Sunset at the Galata anchorage

Thursday 10 March 2016

Visitors on the boat


Looking down from the castle at Kalekoy
On 4th May 2015 we finally left Finike to start our sailing season and head west along the Turkish coast towards Greece. Our first stop was in the beautiful Kekova Roads. We had planned to anchor for the night in a quiet bay, but as we tried to drop anchor our electric windlass, which provides the power to drop and raise the anchor, refused to work. Neither of us fancied the idea of hauling in 60m of anchor chain by hand, so we headed back to the village of Kalekoy, hoping to find a mooring there.
Kalekoy is a magical little place that nestles under the remains of a Byzantine castle built in the Middle Ages to fight off pirates. In the summer it’s rammed with tour boats so there’s little chance of finding a mooring for a yacht, but in early May the place was almost deserted and we received a warm welcome as we approached one of the restaurant pontoons.
Anita above the Kekova Roads
We spent a very pleasant couple of hours wandering around the castle and the surrounding area, which is full of Lycian tombs. Then we enjoyed an excellent, candle-lit fish dinner sitting out over the water – a great start to the season.
There are Lycian tombs everywhere, even in the water
We were planning a long sail the next day so needed to set off at first light, but we were also concerned about negotiating our way out of our very shallow berth in the early morning light, as it was surrounded by rocks. We mentioned this to the couple that ran the restaurant and they said ‘No problem, we will help!’ Sure enough, they were up at 5.30am the next morning guiding us through the narrow channel to deeper water.
Now we were on a mission, we needed to reach Fethiye by the end of the day as Cliff’s sister Jean and her husband Ron were arriving to join us for a few days sailing. The weather Gods were kind to us, and after an 11 hour (motor) sail we arrived in Fethiye.
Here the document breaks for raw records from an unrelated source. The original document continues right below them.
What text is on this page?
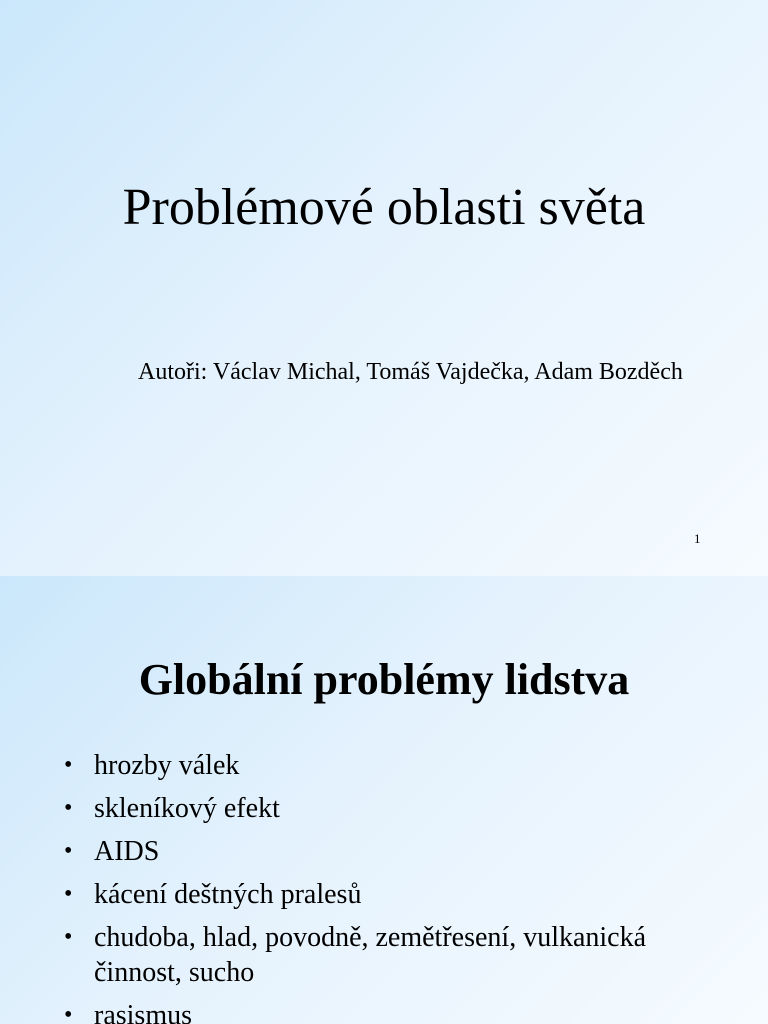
Problémové oblasti světa
Autoři: Václav Michal, Tomáš Vajdečka, Adam Bozděch
1
Globální problémy lidstva
• hrozby válek
• skleníkový efekt
• AIDS
• kácení deštných pralesů
• chudoba, hlad, povodně, zemětřesení, vulkanická činnost, sucho
• rasismus
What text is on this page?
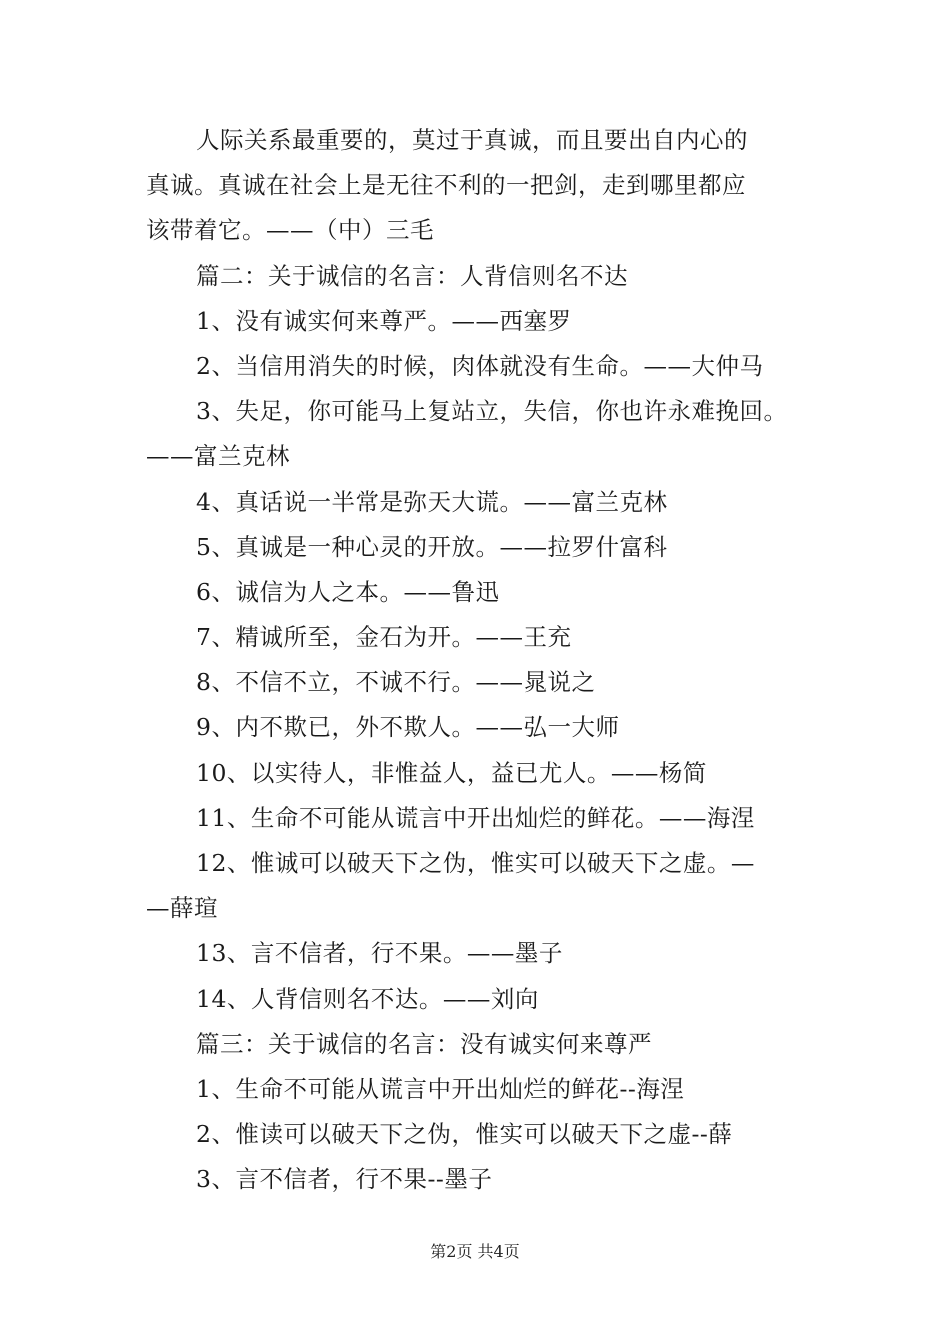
人际关系最重要的，莫过于真诚，而且要出自内心的
真诚。真诚在社会上是无往不利的一把剑，走到哪里都应
该带着它。——（中）三毛
篇二：关于诚信的名言：人背信则名不达
1、没有诚实何来尊严。——西塞罗
2、当信用消失的时候，肉体就没有生命。——大仲马
3、失足，你可能马上复站立，失信，你也许永难挽回。
——富兰克林
4、真话说一半常是弥天大谎。——富兰克林
5、真诚是一种心灵的开放。——拉罗什富科
6、诚信为人之本。——鲁迅
7、精诚所至，金石为开。——王充
8、不信不立，不诚不行。——晁说之
9、内不欺已，外不欺人。——弘一大师
10、以实待人，非惟益人，益已尤人。——杨简
11、生命不可能从谎言中开出灿烂的鲜花。——海涅
12、惟诚可以破天下之伪，惟实可以破天下之虚。—
—薛瑄
13、言不信者，行不果。——墨子
14、人背信则名不达。——刘向
篇三：关于诚信的名言：没有诚实何来尊严
1、生命不可能从谎言中开出灿烂的鲜花--海涅
2、惟读可以破天下之伪，惟实可以破天下之虚--薛
3、言不信者，行不果--墨子
第2页 共4页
After a night at the strangely named 'Yes Marina', we moved to a  pontoon at the Yacht Classic Hotel, close to where Jean and Ron were staying. This is a rather plush establishment with two pools and a very good waterside restaurant.
 
As we approached the hotel pontoon we were directed to a tight spot which involved reversing down a very narrow channel then making a sharp turn into the berth. We held our breath as we inched down the channel, but Cliff did such a good job manoeuvring that the neighbouring boat applauded as we tied up.
Dinner with Jean and Ron at the Yacht Classic Hotel
Our first priority was to sort out our broken anchor windlass. Luckily Ron is an electrician, and with his help Cliff quickly identified the cause of the problem, a corroded junction box, and they worked out a temporary fix until we could find a suitable replacement.
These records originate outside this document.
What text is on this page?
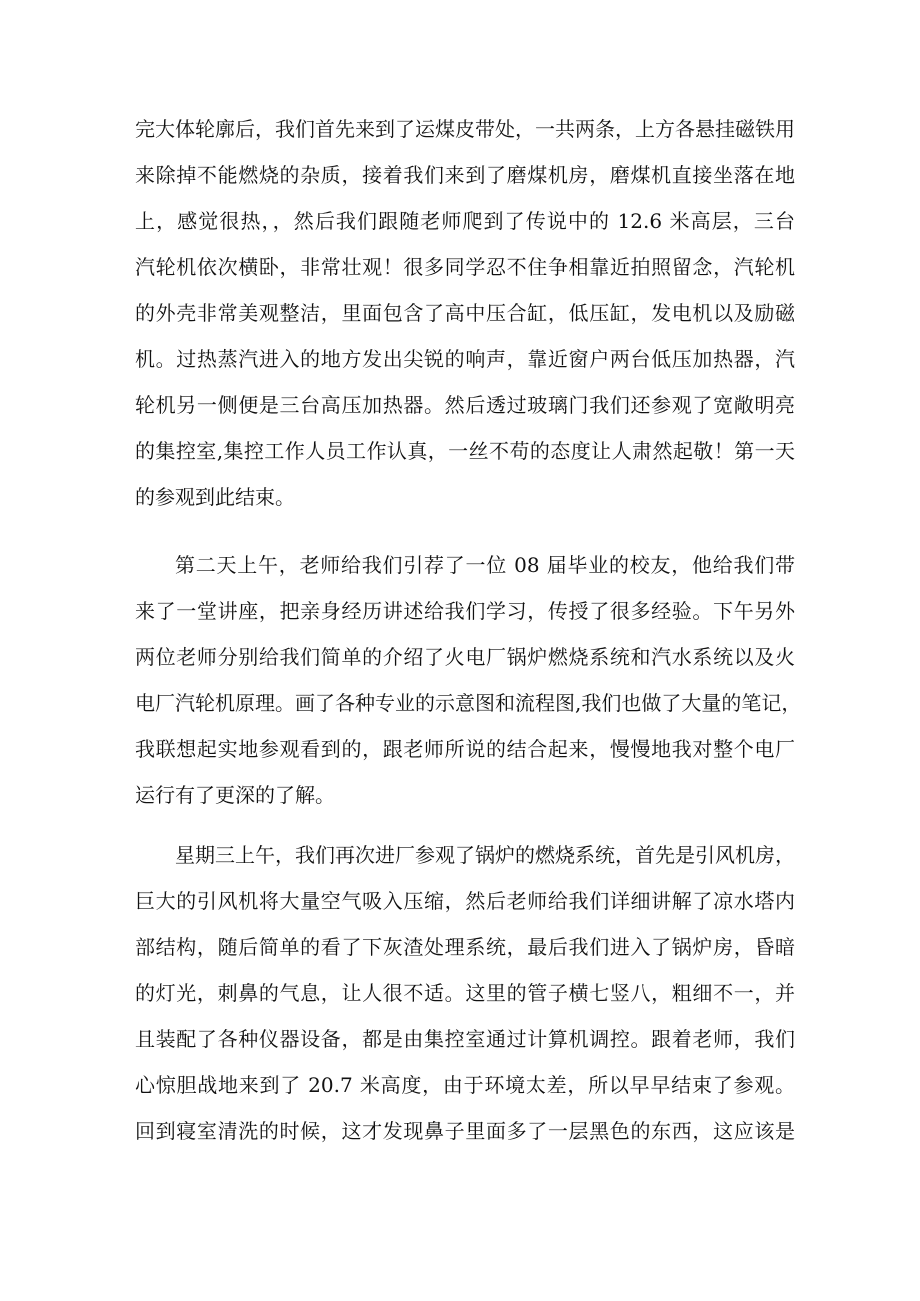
完大体轮廓后，我们首先来到了运煤皮带处，一共两条，上方各悬挂磁铁用
来除掉不能燃烧的杂质，接着我们来到了磨煤机房，磨煤机直接坐落在地
上，感觉很热，，然后我们跟随老师爬到了传说中的 12.6 米高层，三台
汽轮机依次横卧，非常壮观！很多同学忍不住争相靠近拍照留念，汽轮机
的外壳非常美观整洁，里面包含了高中压合缸，低压缸，发电机以及励磁
机。过热蒸汽进入的地方发出尖锐的响声，靠近窗户两台低压加热器，汽
轮机另一侧便是三台高压加热器。然后透过玻璃门我们还参观了宽敞明亮
的集控室,集控工作人员工作认真，一丝不苟的态度让人肃然起敬！第一天
的参观到此结束。
第二天上午，老师给我们引荐了一位 08 届毕业的校友，他给我们带
来了一堂讲座，把亲身经历讲述给我们学习，传授了很多经验。下午另外
两位老师分别给我们简单的介绍了火电厂锅炉燃烧系统和汽水系统以及火
电厂汽轮机原理。画了各种专业的示意图和流程图,我们也做了大量的笔记，
我联想起实地参观看到的，跟老师所说的结合起来，慢慢地我对整个电厂
运行有了更深的了解。
星期三上午，我们再次进厂参观了锅炉的燃烧系统，首先是引风机房，
巨大的引风机将大量空气吸入压缩，然后老师给我们详细讲解了凉水塔内
部结构，随后简单的看了下灰渣处理系统，最后我们进入了锅炉房，昏暗
的灯光，刺鼻的气息，让人很不适。这里的管子横七竖八，粗细不一，并
且装配了各种仪器设备，都是由集控室通过计算机调控。跟着老师，我们
心惊胆战地来到了 20.7 米高度，由于环境太差，所以早早结束了参观。
回到寝室清洗的时候，这才发现鼻子里面多了一层黑色的东西，这应该是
Jean and Anita exploring at Kapi Creek

 
 
 
 
 
 
 
For the next few days we enjoyed a leisurely cruise around the beautiful islands of Skopea Limani, the gulf between Fethiye and Gocek. Jean and Ron were great company and we enjoyed showing them some of our favourite spots. We were very lucky with the weather, the sun shone and a light breeze provided some gentle sailing.

Ron takes the helm

At the end of our cruise we headed down into Gocek and were surprised to find that the Town marina was full, so we decided to book into Marinturk Village marina. The downside was that this was a ten minute walk from town, but on the upside it was part of a holiday development with a very nice pool! Unfortunately all was not as it seemed… as Cliff and Ron walked towards the pool they were intercepted by two burly security men who made it clear that (despite there being no physical barriers) the holiday complex was a separate enterprise and marina visitors were not welcome.


Waiting for the taxi at Marinturk Marina 
The following day Jean and Ron took a taxi to Dalyan for the next part of their holiday and the settled weather left with them. We spent two more days in the Gulf dodging the thunderstorms before the forecast looked good for us to continue on our travels.